MARCH 18, 2009
Barack Obama’s third pick to head the Commerce Department has questionably close ties to companies that do business with China as well as shady Chinese fundraisers yet he will approve sensitive imports to the country if he gets confirmed this month.
A Washington D.C. newspaper reports that Commerce Secretary nominee Gary Locke has legally represented major firms doing business with Beijing and that he was forced to refund several political donations from key players in a Chinese influence buying investigation.
The former Washington State governor, who is of Chinese descent, has been an attorney at a major Seattle law firm since completing his second term in 2005. Locke is a key part of the firm’s China practice, which has offices in Shanghai and represents several state-run Chinese companies, including banks, airlines and technology firms.
This could present a conflict of interest if not the potential for corruption since the nation’s Commerce Secretary oversees all export controls and technology transfers at the agency that promotes foreign and domestic commerce.
One government official who held senior positions at various agencies stresses the urgency in disclosing Locke’s past fundraising and views on high technology transfers to nations such as China. Because the Commerce Department has total control over all dual-use technology, as the agency’s head Locke would be able to steamroll any military concerns coming from the Pentagon.

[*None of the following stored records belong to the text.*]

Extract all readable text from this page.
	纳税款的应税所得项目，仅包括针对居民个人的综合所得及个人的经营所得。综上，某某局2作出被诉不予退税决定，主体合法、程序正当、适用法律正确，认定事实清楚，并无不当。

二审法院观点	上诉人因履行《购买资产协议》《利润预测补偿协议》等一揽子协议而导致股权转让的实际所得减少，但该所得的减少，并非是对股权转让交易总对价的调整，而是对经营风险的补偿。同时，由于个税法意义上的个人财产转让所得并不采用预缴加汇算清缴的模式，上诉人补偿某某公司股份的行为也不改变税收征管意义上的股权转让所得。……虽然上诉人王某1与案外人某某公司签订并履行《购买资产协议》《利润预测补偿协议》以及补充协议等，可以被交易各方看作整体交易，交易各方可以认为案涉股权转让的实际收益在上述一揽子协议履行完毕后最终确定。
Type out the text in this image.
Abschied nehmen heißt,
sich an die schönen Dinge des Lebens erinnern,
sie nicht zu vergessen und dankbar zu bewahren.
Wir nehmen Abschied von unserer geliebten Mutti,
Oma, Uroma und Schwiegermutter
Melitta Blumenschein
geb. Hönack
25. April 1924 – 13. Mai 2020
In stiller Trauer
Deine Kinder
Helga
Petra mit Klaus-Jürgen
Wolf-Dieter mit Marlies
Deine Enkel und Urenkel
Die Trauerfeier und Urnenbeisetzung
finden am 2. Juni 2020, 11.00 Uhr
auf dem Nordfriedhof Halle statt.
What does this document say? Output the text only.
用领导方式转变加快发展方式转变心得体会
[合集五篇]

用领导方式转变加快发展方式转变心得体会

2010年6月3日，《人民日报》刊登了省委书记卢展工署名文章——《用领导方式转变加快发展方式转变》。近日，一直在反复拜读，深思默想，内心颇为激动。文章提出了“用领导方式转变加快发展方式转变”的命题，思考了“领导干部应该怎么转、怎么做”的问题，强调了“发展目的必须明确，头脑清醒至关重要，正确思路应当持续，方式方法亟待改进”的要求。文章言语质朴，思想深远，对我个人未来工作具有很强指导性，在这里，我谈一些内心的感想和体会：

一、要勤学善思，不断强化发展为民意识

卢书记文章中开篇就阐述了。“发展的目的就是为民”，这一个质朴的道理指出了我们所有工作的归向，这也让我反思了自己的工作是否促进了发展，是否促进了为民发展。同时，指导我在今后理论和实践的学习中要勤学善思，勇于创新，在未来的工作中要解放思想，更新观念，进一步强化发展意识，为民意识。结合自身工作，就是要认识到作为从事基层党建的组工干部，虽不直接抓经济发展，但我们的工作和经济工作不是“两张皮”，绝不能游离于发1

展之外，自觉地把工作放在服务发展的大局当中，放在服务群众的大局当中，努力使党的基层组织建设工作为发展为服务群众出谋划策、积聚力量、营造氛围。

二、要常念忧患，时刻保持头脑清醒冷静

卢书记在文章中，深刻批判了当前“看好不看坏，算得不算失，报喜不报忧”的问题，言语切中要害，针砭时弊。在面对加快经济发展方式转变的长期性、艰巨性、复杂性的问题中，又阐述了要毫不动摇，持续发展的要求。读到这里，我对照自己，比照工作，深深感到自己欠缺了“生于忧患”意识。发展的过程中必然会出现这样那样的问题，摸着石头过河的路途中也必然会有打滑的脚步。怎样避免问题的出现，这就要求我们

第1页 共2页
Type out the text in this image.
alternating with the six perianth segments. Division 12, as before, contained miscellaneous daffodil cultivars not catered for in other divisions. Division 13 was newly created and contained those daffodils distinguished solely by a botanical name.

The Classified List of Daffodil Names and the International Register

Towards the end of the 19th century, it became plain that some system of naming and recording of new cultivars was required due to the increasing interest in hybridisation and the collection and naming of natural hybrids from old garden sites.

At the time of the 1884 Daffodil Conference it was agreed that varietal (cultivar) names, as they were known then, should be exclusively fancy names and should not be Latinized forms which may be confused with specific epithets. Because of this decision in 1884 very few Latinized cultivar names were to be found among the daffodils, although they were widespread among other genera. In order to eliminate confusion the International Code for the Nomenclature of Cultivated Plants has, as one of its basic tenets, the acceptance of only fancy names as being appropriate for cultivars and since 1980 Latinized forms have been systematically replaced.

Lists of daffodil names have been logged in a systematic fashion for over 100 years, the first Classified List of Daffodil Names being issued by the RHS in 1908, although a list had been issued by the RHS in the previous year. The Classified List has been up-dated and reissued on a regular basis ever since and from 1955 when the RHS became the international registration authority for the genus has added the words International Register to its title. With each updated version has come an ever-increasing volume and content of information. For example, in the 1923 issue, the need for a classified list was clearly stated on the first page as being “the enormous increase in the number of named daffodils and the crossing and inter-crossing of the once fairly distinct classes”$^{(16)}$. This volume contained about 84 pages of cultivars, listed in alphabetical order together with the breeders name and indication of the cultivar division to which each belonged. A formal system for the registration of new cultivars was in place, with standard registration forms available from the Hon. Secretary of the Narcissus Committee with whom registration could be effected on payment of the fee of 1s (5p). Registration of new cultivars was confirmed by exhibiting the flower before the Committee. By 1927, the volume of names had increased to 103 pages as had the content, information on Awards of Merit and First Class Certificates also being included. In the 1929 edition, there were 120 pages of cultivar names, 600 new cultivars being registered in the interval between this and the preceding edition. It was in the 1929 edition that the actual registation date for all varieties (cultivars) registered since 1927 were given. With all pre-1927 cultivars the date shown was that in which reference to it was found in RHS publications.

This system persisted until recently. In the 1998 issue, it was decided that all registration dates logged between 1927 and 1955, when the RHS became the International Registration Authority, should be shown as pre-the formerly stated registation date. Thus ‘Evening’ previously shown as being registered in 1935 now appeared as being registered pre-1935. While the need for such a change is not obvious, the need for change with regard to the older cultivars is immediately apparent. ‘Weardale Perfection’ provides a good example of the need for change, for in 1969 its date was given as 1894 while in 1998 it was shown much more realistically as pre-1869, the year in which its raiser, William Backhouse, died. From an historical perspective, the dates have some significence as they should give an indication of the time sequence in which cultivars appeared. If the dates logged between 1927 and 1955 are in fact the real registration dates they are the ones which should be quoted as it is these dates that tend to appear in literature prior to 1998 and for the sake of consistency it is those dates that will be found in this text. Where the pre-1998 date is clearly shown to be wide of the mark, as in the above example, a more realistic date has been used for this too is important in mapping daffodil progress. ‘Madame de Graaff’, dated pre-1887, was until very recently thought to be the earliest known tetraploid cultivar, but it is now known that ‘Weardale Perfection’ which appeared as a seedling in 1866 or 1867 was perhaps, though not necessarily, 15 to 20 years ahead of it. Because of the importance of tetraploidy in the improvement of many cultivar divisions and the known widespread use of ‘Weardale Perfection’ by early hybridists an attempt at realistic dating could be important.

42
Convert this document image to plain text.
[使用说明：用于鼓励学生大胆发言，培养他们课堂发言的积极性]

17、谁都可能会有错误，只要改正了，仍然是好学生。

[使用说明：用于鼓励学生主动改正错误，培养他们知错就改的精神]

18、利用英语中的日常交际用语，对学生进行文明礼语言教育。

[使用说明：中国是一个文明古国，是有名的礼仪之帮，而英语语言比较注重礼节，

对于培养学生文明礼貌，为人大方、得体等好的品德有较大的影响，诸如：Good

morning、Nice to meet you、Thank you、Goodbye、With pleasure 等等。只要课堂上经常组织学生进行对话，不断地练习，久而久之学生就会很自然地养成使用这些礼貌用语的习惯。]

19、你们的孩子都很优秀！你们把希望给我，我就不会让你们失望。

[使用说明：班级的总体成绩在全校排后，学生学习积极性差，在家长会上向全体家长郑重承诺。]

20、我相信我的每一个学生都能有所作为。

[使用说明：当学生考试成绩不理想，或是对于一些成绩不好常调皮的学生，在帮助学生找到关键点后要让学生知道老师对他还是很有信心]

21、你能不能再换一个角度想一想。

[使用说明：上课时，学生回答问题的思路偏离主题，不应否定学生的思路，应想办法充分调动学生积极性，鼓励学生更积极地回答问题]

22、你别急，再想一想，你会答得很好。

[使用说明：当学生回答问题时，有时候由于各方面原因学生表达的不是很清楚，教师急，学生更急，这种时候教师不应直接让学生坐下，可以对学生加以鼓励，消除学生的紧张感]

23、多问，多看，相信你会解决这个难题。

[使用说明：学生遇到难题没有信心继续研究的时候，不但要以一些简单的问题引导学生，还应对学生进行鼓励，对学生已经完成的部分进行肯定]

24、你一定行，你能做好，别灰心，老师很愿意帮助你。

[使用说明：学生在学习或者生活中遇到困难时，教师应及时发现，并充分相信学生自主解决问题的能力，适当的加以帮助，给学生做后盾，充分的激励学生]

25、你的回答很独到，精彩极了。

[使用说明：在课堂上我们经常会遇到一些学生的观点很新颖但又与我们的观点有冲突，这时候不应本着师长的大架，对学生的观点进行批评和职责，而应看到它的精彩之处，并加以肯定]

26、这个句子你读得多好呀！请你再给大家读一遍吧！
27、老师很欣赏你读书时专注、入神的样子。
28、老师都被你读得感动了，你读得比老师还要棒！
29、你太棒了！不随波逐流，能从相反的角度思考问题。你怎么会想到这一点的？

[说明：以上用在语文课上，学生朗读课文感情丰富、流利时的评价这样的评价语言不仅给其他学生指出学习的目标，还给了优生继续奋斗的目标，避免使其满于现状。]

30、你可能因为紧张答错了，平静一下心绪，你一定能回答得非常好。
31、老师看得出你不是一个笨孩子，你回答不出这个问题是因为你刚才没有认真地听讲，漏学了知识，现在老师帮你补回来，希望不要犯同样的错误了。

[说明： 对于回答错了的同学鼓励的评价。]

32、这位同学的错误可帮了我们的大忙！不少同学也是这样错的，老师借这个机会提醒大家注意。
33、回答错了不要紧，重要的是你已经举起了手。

Regardless, the third pick could be the charm for Obama. The president’s first choice to run the Commerce Department, New Mexico Governor Bill Richardson, withdrew his nomination amid a corruption scandal into a shady California company that got a lucrative state contract after donating big bucks to his political action committee. That federal investigation is ongoing.
Obama’s second choice, New Hampshire Senator Judd Gregg, withdrew abruptly after clashing with the administration on several issues, including the controversial stimulus package and the U.S. Census. The Republican lawmaker said there were “irresolvable conflicts” and that “we are functioning from a different set of views on many critical items of policy."